Using dark diversity and plant characteristics to guide conservation and restoration
- Dark diversity is a promising concept for prioritising management efforts as it focuses on species that are present in the regional pool, but locally absent even though environmental requirements are met. Currently, we lack knowledge of what characterises species belonging to the dark diversity more often than others, although this is important knowledge for restoration and conservation actions.
- We applied the concept to a massive national (Danish) plant diversity data base, containing 236 923 records from 15 160 surveys involving 564 species. This enabled the first geographically comprehensive (43 000 km2) assessment of dark diversity, at a spatial resolution relevant for conservation and restoration planning (78 m2) across multiple terrestrial habitats, thereby maximising the practical applications of this concept.
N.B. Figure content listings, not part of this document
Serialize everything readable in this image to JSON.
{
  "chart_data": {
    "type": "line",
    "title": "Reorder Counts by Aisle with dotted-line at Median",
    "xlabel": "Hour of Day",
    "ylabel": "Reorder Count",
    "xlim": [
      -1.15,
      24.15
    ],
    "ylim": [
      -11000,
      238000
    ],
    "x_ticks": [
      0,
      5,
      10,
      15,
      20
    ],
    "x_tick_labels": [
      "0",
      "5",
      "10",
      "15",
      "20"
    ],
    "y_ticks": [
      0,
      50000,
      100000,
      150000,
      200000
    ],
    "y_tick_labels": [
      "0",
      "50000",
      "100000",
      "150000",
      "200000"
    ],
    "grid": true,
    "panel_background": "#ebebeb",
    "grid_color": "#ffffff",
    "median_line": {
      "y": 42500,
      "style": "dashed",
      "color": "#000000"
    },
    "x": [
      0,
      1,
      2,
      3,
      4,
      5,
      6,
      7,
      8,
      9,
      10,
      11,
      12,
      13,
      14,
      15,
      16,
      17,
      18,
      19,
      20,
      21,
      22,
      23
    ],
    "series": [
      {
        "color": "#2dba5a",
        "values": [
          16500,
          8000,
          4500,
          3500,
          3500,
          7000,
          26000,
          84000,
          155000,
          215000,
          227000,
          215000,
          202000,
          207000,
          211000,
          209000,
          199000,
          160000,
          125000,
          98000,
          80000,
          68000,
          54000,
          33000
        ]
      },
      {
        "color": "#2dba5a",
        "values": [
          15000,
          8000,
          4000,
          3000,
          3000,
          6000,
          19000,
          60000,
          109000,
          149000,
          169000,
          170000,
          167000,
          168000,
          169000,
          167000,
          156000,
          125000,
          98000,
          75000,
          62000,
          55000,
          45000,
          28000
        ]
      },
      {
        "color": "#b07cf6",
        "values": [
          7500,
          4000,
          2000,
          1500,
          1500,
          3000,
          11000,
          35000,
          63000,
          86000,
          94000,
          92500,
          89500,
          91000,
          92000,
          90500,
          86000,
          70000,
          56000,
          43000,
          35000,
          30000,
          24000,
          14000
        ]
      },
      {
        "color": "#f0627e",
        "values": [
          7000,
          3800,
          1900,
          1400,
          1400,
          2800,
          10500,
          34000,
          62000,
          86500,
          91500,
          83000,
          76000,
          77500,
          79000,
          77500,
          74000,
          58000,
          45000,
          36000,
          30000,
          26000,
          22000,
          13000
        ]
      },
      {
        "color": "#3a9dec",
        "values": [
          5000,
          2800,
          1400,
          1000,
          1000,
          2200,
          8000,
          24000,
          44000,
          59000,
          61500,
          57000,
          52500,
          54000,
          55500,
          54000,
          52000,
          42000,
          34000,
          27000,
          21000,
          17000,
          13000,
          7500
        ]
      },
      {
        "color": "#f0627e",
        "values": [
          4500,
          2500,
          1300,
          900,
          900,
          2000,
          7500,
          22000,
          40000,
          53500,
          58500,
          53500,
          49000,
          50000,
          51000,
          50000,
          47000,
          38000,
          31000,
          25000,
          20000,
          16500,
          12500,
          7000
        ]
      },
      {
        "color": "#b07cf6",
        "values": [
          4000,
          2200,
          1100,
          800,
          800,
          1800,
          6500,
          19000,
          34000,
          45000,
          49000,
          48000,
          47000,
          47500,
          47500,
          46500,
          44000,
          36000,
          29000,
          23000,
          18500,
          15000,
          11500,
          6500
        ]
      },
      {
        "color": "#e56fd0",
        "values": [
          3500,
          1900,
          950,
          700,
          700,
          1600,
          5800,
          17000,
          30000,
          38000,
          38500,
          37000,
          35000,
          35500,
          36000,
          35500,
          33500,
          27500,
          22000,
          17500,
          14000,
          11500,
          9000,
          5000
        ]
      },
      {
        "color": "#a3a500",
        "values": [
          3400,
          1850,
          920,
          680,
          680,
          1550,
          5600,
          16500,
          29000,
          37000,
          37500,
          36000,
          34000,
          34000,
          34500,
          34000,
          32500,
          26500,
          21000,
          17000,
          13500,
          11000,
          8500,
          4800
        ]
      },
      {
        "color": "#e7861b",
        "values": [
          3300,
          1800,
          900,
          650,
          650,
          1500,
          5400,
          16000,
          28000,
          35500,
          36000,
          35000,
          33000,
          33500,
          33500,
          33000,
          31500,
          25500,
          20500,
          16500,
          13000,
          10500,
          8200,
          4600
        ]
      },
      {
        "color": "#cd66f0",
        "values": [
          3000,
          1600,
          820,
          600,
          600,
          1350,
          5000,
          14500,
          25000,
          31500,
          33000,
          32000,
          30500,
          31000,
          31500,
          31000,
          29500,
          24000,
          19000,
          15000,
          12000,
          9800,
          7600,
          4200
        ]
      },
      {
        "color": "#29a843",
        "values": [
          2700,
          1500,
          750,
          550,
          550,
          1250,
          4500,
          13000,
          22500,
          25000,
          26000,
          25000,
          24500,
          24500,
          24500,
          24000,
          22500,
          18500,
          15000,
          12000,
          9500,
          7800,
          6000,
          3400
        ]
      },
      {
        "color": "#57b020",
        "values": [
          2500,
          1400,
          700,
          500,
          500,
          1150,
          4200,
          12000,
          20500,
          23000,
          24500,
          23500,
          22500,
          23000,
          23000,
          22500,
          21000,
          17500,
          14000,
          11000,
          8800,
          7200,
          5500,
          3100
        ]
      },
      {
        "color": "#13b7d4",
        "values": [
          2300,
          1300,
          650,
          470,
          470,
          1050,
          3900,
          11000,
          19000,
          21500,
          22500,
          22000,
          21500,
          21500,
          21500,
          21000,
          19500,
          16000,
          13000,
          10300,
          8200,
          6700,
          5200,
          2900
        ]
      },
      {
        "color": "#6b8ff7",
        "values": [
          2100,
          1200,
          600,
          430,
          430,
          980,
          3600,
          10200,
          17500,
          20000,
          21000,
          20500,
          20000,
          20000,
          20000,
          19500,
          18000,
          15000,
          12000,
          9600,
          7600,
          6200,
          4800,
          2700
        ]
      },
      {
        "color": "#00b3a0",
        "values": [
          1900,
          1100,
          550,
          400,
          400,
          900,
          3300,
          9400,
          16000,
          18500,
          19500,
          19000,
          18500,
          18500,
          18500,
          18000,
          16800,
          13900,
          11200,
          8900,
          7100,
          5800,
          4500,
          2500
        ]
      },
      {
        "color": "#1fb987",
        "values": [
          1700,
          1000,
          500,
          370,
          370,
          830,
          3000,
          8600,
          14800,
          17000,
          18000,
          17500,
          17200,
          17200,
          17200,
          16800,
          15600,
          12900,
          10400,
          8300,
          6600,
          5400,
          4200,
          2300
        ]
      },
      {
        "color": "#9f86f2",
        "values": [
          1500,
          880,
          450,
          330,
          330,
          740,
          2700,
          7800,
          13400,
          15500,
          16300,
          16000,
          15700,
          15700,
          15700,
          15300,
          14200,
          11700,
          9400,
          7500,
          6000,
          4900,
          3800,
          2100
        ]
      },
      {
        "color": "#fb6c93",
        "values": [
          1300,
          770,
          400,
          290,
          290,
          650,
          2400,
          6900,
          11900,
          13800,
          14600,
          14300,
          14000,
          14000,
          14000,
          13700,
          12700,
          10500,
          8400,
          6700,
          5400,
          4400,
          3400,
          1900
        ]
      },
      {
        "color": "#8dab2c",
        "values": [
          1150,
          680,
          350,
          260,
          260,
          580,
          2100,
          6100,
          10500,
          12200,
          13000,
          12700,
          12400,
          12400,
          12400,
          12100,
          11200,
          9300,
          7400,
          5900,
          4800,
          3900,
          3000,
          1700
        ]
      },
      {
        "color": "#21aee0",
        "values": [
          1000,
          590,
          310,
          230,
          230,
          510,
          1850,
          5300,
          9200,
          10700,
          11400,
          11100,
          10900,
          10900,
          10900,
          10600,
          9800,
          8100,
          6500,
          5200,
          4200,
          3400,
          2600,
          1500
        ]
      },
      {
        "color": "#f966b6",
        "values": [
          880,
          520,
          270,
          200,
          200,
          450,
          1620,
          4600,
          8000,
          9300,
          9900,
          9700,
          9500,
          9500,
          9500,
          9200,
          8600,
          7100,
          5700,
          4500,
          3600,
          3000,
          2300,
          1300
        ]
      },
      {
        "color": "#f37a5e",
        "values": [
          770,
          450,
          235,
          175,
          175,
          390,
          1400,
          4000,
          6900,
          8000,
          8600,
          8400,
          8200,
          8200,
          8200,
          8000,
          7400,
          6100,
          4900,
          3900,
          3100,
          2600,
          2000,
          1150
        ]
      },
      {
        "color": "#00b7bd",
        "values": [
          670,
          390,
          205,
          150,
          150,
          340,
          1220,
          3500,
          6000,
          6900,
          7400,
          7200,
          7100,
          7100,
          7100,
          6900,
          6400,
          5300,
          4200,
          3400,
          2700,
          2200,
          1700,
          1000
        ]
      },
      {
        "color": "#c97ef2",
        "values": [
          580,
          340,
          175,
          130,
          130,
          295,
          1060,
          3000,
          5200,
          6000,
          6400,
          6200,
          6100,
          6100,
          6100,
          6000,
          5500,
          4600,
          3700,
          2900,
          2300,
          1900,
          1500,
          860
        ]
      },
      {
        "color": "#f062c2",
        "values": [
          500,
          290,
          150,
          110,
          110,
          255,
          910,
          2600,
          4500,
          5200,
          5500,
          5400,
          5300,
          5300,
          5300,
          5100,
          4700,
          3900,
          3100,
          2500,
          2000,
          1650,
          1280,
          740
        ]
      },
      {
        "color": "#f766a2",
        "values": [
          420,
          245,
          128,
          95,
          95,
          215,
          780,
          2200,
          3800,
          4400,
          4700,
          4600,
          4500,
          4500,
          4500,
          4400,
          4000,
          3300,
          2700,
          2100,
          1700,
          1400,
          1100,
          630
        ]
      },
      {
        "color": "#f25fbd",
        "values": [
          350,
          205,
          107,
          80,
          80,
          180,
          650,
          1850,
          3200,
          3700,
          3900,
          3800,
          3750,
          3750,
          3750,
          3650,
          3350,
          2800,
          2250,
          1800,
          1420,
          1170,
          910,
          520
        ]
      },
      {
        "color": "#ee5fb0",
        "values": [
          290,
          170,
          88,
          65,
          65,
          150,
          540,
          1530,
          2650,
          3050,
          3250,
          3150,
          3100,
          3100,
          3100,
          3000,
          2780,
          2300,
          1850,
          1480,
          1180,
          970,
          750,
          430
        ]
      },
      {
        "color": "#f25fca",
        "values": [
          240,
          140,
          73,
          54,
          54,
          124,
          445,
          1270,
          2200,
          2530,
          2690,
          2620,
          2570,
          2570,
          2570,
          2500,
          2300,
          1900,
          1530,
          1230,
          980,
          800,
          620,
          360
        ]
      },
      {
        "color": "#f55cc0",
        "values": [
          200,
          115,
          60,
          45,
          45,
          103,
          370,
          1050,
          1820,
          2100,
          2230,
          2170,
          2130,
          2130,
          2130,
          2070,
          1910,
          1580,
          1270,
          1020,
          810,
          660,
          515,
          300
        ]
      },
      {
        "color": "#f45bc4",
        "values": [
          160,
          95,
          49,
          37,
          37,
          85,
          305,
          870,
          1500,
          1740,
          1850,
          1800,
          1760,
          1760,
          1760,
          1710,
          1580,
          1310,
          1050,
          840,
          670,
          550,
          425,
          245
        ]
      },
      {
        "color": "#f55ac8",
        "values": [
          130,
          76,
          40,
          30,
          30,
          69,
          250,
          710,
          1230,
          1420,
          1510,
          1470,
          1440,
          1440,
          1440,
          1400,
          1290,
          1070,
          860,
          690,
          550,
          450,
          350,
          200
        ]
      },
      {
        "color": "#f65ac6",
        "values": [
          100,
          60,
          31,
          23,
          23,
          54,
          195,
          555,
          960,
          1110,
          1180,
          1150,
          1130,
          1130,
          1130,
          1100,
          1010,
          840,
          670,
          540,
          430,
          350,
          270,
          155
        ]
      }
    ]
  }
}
The probability for a given plant species to belong to the dark diversity was computed and logistically regressed against variables representing its ecological preferences (e.g. nutrient availability), strategies (competitor, stress tolerant, ruderal), mycorrhizal relationships, establishment capacities (seed mass) and dispersal abilities.
- Forty-six percent of the species had a high probability (>95%) of being part of dark diversity, whereas for 7% of the species this probability was less than 60%.
- Typical dark diversity plant species tended to depend on mycorrhiza, were mostly adapted to low light and low nutrient levels, had poor dispersal abilities and were ruderals and stress intolerant.
- Synthesis and applications. Characterising species that are more often absent from suitable sites than others (dark diversity species) has important implications for the planning and management of natural ecosystems. From our study, practitioners gain insight into the factors triggering the absence of individual plant species in a seemingly suitable habitat. We highlight the need to carefully consider mycorrhizal inoculations with a suitable assemblage of fungi to promote the establishment success of dark diversity plants. Additionally, time-lags in plant species dispersal and establishment as well as spatial connectivity in fragmented habitats are central to consider in nature management although assisted migration might also aid poor dispersers. Finally, nutrient-poor localities are probably important ‘islets’ allowing nitrophobic dark diversity plant species to thrive within agricultural landscapes that are generally nutrient-rich.